South Africa’s Information Regulator (IR) was established in 2016, as a provision of the Protection of Personal Information Act, or Popi. The IR came into being before Popi was in force, but sections pertaining to the entity were put into effect through a presidential proclamation in April 2014. Popi was signed into law in November 2013 but its full commencement has not yet been announced.

Law firm ENSAfrica has estimated that the commencement date of Popi will be proclaimed between the first week of April 2018 and 1 December 2018.

Meanwhile, the Open Democracy Advice Centre (Odac) has demanded that these delays come to an end. “The Popi Act was passed in 2013 but we are still waiting for the commencement date to be proclaimed by the president. And with the European Union’s general data protection regulations (GDPR) coming into effect on 25 May 2018, Popi can no longer be kept on the back-burner.”

Action needs to be taken, says Odac. It is time for the IR to fulfil its duties to the residents of South Africa and start holding companies and organisations accountable to the Promotion of Access to Information Act (Paia) and the Popi Act.

Jump to the end of this page for Odac’s helpful list of 20 questions all residents should be ready to ask of the IR.

Function of the IR

The IR is intended both to ensure access to personal information and to protect that personal information for all citizens. The IR will thus prevent data subjects – people whose data is being used or examined – from harm, and it can hold to account those responsible for non-compliance.

In an increasingly technology-driven world, concerns around cyber-crime and threats to personal data are only going to grow. Therefore, improving data security, including personal data, and educating people on keeping their data secure or ensuring that is it used responsibly by others, is of paramount importance.
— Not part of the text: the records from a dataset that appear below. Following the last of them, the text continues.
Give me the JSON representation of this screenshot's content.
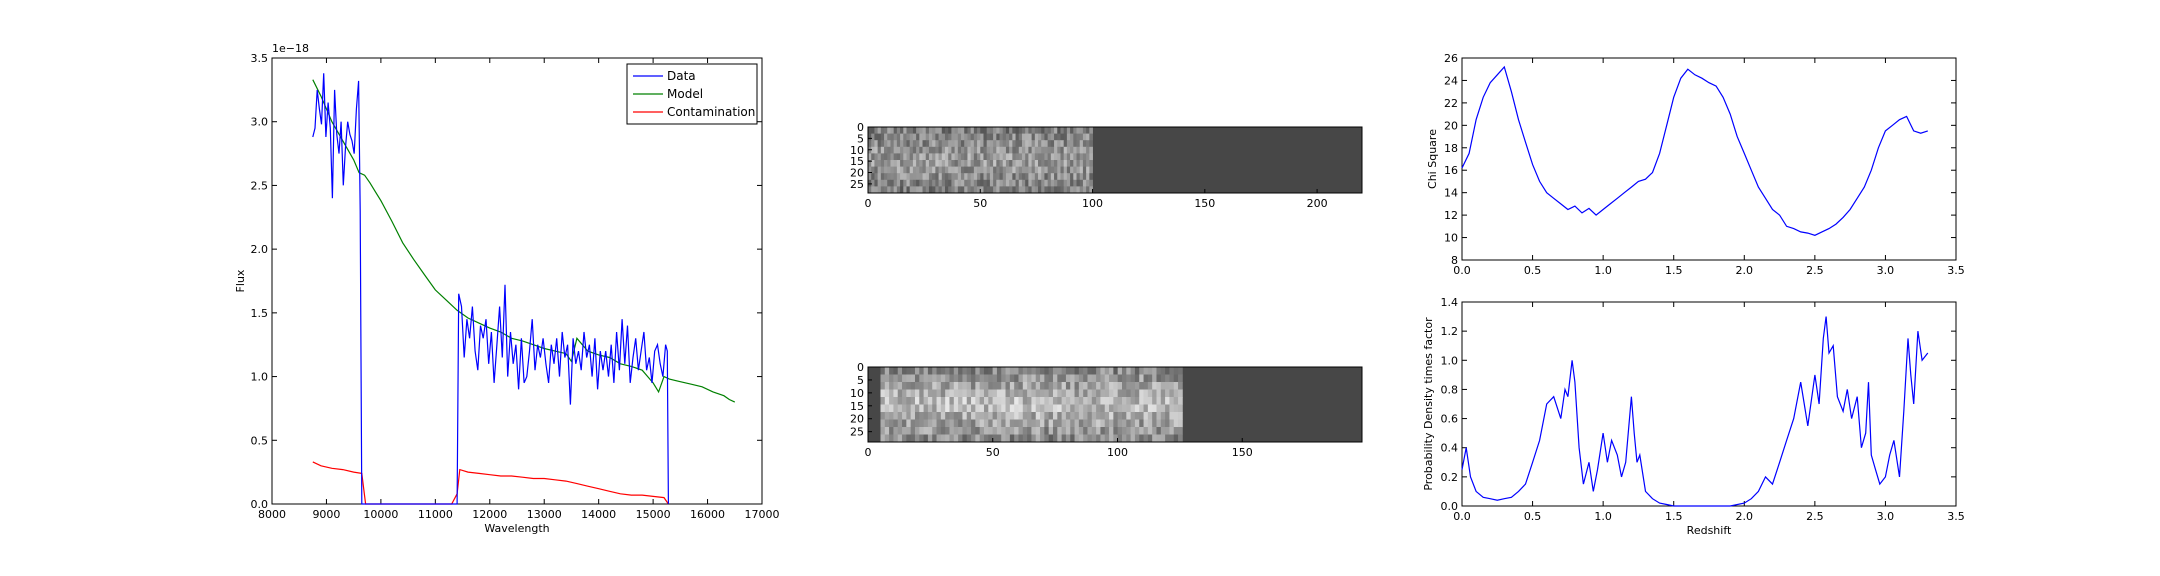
{
  "chart_data": [
    {
      "type": "line",
      "xlabel": "Wavelength",
      "ylabel": "Flux",
      "offset_text": "1e−18",
      "xlim": [
        8000,
        17000
      ],
      "ylim": [
        0.0,
        3.5
      ],
      "x_ticks": [
        8000,
        9000,
        10000,
        11000,
        12000,
        13000,
        14000,
        15000,
        16000,
        17000
      ],
      "y_ticks": [
        0.0,
        0.5,
        1.0,
        1.5,
        2.0,
        2.5,
        3.0,
        3.5
      ],
      "legend_position": "top-right",
      "series": [
        {
          "name": "Data",
          "color": "#0000ff",
          "x": [
            8750,
            8790,
            8830,
            8870,
            8910,
            8950,
            8990,
            9030,
            9070,
            9110,
            9150,
            9190,
            9230,
            9270,
            9310,
            9350,
            9390,
            9430,
            9470,
            9510,
            9550,
            9590,
            9620,
            9650,
            9700,
            9720,
            11400,
            11430,
            11480,
            11530,
            11580,
            11630,
            11680,
            11730,
            11780,
            11830,
            11880,
            11930,
            11980,
            12030,
            12080,
            12130,
            12180,
            12230,
            12280,
            12330,
            12380,
            12430,
            12480,
            12530,
            12580,
            12630,
            12680,
            12730,
            12780,
            12830,
            12880,
            12930,
            12980,
            13030,
            13080,
            13130,
            13180,
            13230,
            13280,
            13330,
            13380,
            13430,
            13480,
            13530,
            13580,
            13630,
            13680,
            13730,
            13780,
            13830,
            13880,
            13930,
            13980,
            14030,
            14080,
            14130,
            14180,
            14230,
            14280,
            14330,
            14380,
            14430,
            14480,
            14530,
            14580,
            14630,
            14680,
            14730,
            14780,
            14830,
            14880,
            14930,
            14980,
            15030,
            15080,
            15130,
            15180,
            15230,
            15260,
            15280
          ],
          "y": [
            2.88,
            2.95,
            3.25,
            3.1,
            2.98,
            3.38,
            2.88,
            3.15,
            2.95,
            2.4,
            3.25,
            2.9,
            2.75,
            3.0,
            2.5,
            2.8,
            3.0,
            2.9,
            2.85,
            2.75,
            3.1,
            3.32,
            2.3,
            0.0,
            0.0,
            0.0,
            0.0,
            1.65,
            1.55,
            1.15,
            1.45,
            1.3,
            1.55,
            1.2,
            1.05,
            1.4,
            1.3,
            1.45,
            1.1,
            1.35,
            0.95,
            1.25,
            1.55,
            1.15,
            1.72,
            1.0,
            1.35,
            1.1,
            1.25,
            0.9,
            1.3,
            0.95,
            1.0,
            1.2,
            1.45,
            1.05,
            1.25,
            1.15,
            1.3,
            1.1,
            0.95,
            1.25,
            1.1,
            1.3,
            1.0,
            1.35,
            1.15,
            1.25,
            0.78,
            1.3,
            1.1,
            1.2,
            1.05,
            1.35,
            1.15,
            1.25,
            1.0,
            1.3,
            0.9,
            1.2,
            1.05,
            1.2,
            1.0,
            1.25,
            0.95,
            1.35,
            1.05,
            1.45,
            1.1,
            1.4,
            0.95,
            1.15,
            1.3,
            1.05,
            1.2,
            1.35,
            1.05,
            1.15,
            0.95,
            1.2,
            1.25,
            1.1,
            1.0,
            1.25,
            1.2,
            0.0
          ]
        },
        {
          "name": "Model",
          "color": "#008000",
          "x": [
            8750,
            8900,
            9100,
            9300,
            9500,
            9600,
            9700,
            9800,
            9900,
            10000,
            10200,
            10400,
            10600,
            10800,
            11000,
            11200,
            11400,
            11600,
            11800,
            12000,
            12200,
            12400,
            12600,
            12800,
            13000,
            13200,
            13400,
            13500,
            13600,
            13800,
            14000,
            14200,
            14400,
            14600,
            14800,
            14900,
            15000,
            15100,
            15200,
            15300,
            15500,
            15700,
            15900,
            16100,
            16300,
            16400,
            16500
          ],
          "y": [
            3.33,
            3.2,
            3.0,
            2.85,
            2.7,
            2.6,
            2.58,
            2.52,
            2.45,
            2.38,
            2.22,
            2.05,
            1.92,
            1.8,
            1.68,
            1.6,
            1.52,
            1.46,
            1.42,
            1.38,
            1.35,
            1.3,
            1.28,
            1.25,
            1.22,
            1.2,
            1.18,
            1.12,
            1.3,
            1.2,
            1.17,
            1.15,
            1.1,
            1.08,
            1.05,
            1.0,
            0.95,
            0.88,
            1.0,
            0.98,
            0.96,
            0.94,
            0.92,
            0.88,
            0.85,
            0.82,
            0.8
          ]
        },
        {
          "name": "Contamination",
          "color": "#ff0000",
          "x": [
            8750,
            8900,
            9100,
            9300,
            9500,
            9650,
            9720,
            9900,
            10500,
            11000,
            11300,
            11400,
            11450,
            11600,
            11800,
            12000,
            12200,
            12400,
            12600,
            12800,
            13000,
            13200,
            13400,
            13600,
            13800,
            14000,
            14200,
            14400,
            14600,
            14800,
            15000,
            15200,
            15280
          ],
          "y": [
            0.33,
            0.3,
            0.28,
            0.27,
            0.25,
            0.24,
            0.0,
            0.0,
            0.0,
            0.0,
            0.0,
            0.08,
            0.27,
            0.25,
            0.24,
            0.23,
            0.22,
            0.22,
            0.21,
            0.2,
            0.2,
            0.19,
            0.18,
            0.16,
            0.14,
            0.12,
            0.1,
            0.08,
            0.07,
            0.07,
            0.06,
            0.05,
            0.0
          ]
        }
      ]
    },
    {
      "type": "heatmap",
      "xlim": [
        0,
        220
      ],
      "ylim": [
        0,
        29
      ],
      "x_ticks": [
        0,
        50,
        100,
        150,
        200
      ],
      "y_ticks": [
        0,
        5,
        10,
        15,
        20,
        25
      ],
      "signal_extent_x": [
        0,
        100
      ],
      "signal_rows": [
        5,
        29
      ]
    },
    {
      "type": "heatmap",
      "xlim": [
        0,
        198
      ],
      "ylim": [
        0,
        29
      ],
      "x_ticks": [
        0,
        50,
        100,
        150
      ],
      "y_ticks": [
        0,
        5,
        10,
        15,
        20,
        25
      ],
      "signal_extent_x": [
        5,
        126
      ],
      "signal_rows": [
        5,
        29
      ]
    },
    {
      "type": "line",
      "xlabel": "",
      "ylabel": "Chi Square",
      "xlim": [
        0.0,
        3.5
      ],
      "ylim": [
        8,
        26
      ],
      "x_ticks": [
        0.0,
        0.5,
        1.0,
        1.5,
        2.0,
        2.5,
        3.0,
        3.5
      ],
      "y_ticks": [
        8,
        10,
        12,
        14,
        16,
        18,
        20,
        22,
        24,
        26
      ],
      "series": [
        {
          "color": "#0000ff",
          "x": [
            0.0,
            0.05,
            0.1,
            0.15,
            0.2,
            0.25,
            0.3,
            0.35,
            0.4,
            0.45,
            0.5,
            0.55,
            0.6,
            0.65,
            0.7,
            0.75,
            0.8,
            0.85,
            0.9,
            0.95,
            1.0,
            1.05,
            1.1,
            1.15,
            1.2,
            1.25,
            1.3,
            1.35,
            1.4,
            1.45,
            1.5,
            1.55,
            1.6,
            1.65,
            1.7,
            1.75,
            1.8,
            1.85,
            1.9,
            1.95,
            2.0,
            2.05,
            2.1,
            2.15,
            2.2,
            2.25,
            2.3,
            2.35,
            2.4,
            2.45,
            2.5,
            2.55,
            2.6,
            2.65,
            2.7,
            2.75,
            2.8,
            2.85,
            2.9,
            2.95,
            3.0,
            3.05,
            3.1,
            3.15,
            3.2,
            3.25,
            3.3
          ],
          "y": [
            16.2,
            17.5,
            20.5,
            22.5,
            23.8,
            24.5,
            25.2,
            23.0,
            20.5,
            18.5,
            16.5,
            15.0,
            14.0,
            13.5,
            13.0,
            12.5,
            12.8,
            12.2,
            12.6,
            12.0,
            12.5,
            13.0,
            13.5,
            14.0,
            14.5,
            15.0,
            15.2,
            15.8,
            17.5,
            20.0,
            22.5,
            24.2,
            25.0,
            24.5,
            24.2,
            23.8,
            23.5,
            22.5,
            21.0,
            19.0,
            17.5,
            16.0,
            14.5,
            13.5,
            12.5,
            12.0,
            11.0,
            10.8,
            10.5,
            10.4,
            10.2,
            10.5,
            10.8,
            11.2,
            11.8,
            12.5,
            13.5,
            14.5,
            16.0,
            18.0,
            19.5,
            20.0,
            20.5,
            20.8,
            19.5,
            19.3,
            19.5
          ]
        }
      ]
    },
    {
      "type": "line",
      "xlabel": "Redshift",
      "ylabel": "Probability Density times factor",
      "xlim": [
        0.0,
        3.5
      ],
      "ylim": [
        0.0,
        1.4
      ],
      "x_ticks": [
        0.0,
        0.5,
        1.0,
        1.5,
        2.0,
        2.5,
        3.0,
        3.5
      ],
      "y_ticks": [
        0.0,
        0.2,
        0.4,
        0.6,
        0.8,
        1.0,
        1.2,
        1.4
      ],
      "series": [
        {
          "color": "#0000ff",
          "x": [
            0.0,
            0.03,
            0.06,
            0.1,
            0.15,
            0.2,
            0.25,
            0.3,
            0.35,
            0.4,
            0.45,
            0.5,
            0.55,
            0.6,
            0.65,
            0.7,
            0.73,
            0.75,
            0.78,
            0.8,
            0.83,
            0.86,
            0.9,
            0.93,
            0.96,
            1.0,
            1.03,
            1.06,
            1.1,
            1.13,
            1.16,
            1.2,
            1.22,
            1.24,
            1.26,
            1.3,
            1.35,
            1.4,
            1.45,
            1.5,
            1.6,
            1.7,
            1.8,
            1.9,
            2.0,
            2.05,
            2.1,
            2.15,
            2.2,
            2.25,
            2.3,
            2.35,
            2.4,
            2.45,
            2.5,
            2.53,
            2.56,
            2.58,
            2.6,
            2.63,
            2.66,
            2.7,
            2.73,
            2.76,
            2.8,
            2.83,
            2.86,
            2.88,
            2.9,
            2.93,
            2.96,
            3.0,
            3.03,
            3.06,
            3.1,
            3.13,
            3.16,
            3.18,
            3.2,
            3.23,
            3.26,
            3.3
          ],
          "y": [
            0.25,
            0.4,
            0.2,
            0.1,
            0.06,
            0.05,
            0.04,
            0.05,
            0.06,
            0.1,
            0.15,
            0.3,
            0.45,
            0.7,
            0.75,
            0.6,
            0.8,
            0.75,
            1.0,
            0.85,
            0.4,
            0.15,
            0.3,
            0.1,
            0.25,
            0.5,
            0.3,
            0.45,
            0.35,
            0.2,
            0.3,
            0.75,
            0.5,
            0.3,
            0.35,
            0.1,
            0.05,
            0.02,
            0.01,
            0.0,
            0.0,
            0.0,
            0.0,
            0.0,
            0.02,
            0.05,
            0.1,
            0.2,
            0.15,
            0.3,
            0.45,
            0.6,
            0.85,
            0.55,
            0.9,
            0.7,
            1.15,
            1.3,
            1.05,
            1.1,
            0.75,
            0.65,
            0.8,
            0.6,
            0.75,
            0.4,
            0.5,
            0.85,
            0.35,
            0.25,
            0.15,
            0.2,
            0.35,
            0.45,
            0.2,
            0.65,
            1.15,
            0.9,
            0.7,
            1.2,
            1.0,
            1.05
          ]
        }
      ]
    }
  ]
}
Popi and Paia are two sides of the same coin. Paia provides for the constitutional right of access to information that is held by a private or public body, and is needed by a person or entity for the exercise or protection of any right by the person or entity requesting the information. Paia therefore facilitates transparency in both public and private bodies so that they may be held accountable by those they are meant to serve. And where there is transparency and accountability, corruption cannot thrive.

Popi aims to protect the flow and use of information that should generally not be in the public domain. This includes personal contact details, identity or biometric data, financial information, religious beliefs or affiliations, or residential address, among others.

When will Popi commence?

The five-member IR panel has been appointed, with Advocate Pansy Tlakula as chairperson. She is supported by two permanent and two part-time members. Tlakula has not yet given any hint as to when the rest of Popi will come into effect, but at a briefing held in September 2017 she stated that most of the act will come into force “once the Regulator is fully operationalised”.

In a document held on the IR website, a timetable of activities gives the anticipated date of publication of the final regulations in the Government Gazette as the first week of April 2018 – this after countrywide public consultations were held towards the end of last year.

It is important for residents to understand the function of the IR, and what it can do for them. To this end, Odac has drawn up 20 questions which residents of South Africa want answered by the IR:

  1. How do I find out which companies have access to my personal data?
  2. How do I find out if my personal data has been compromised?
  3. How do I report a company that I think is abusing my personal information?
  4. What rights do I have with regards to protecting my personal data?
  5. Can I ask companies to tell me how much of my personal data they have?
  6. Can I ask businesses to remove my personal data from their systems?
  7. Do I have a right to claim compensation from companies who abuse my personal data?
  8. What rights do I have with regards to getting information about the purposes for which my personal data will be processed?
  9. Do I have the right to restrict or object to the processing of my personal data?
  10. Do I have the right to object the processing of my personal data for direct marketing purposes?
  11. Will the Information Regulator set-up a complaints channel for people to report data violations?
  12. How do citizens know if organisations are Paia and Popi compliant?
  13. How will the Information Regulator ensure that companies communicate transparently with people about the processing of their personal data?
  14. How will the Popi Act be regulated and enforced once it is signed into legislation?
  15. What authorisation process is in place to ensure responsible parties can process personal information?
  16. What is the process for gaining access to information from public and state-owned enterprises?
  17. What are the criteria for requesting access to information from public and state-owned enterprises?
  18. How do we encourage sharing of public information for greater transparency and accountability from public and state-owned enterprises?
  19. What is the process for registering an information officer with the Information Regulator?
  20. How will the Information Regulator enable compliance with other regulatory bodies, for example the GDPR?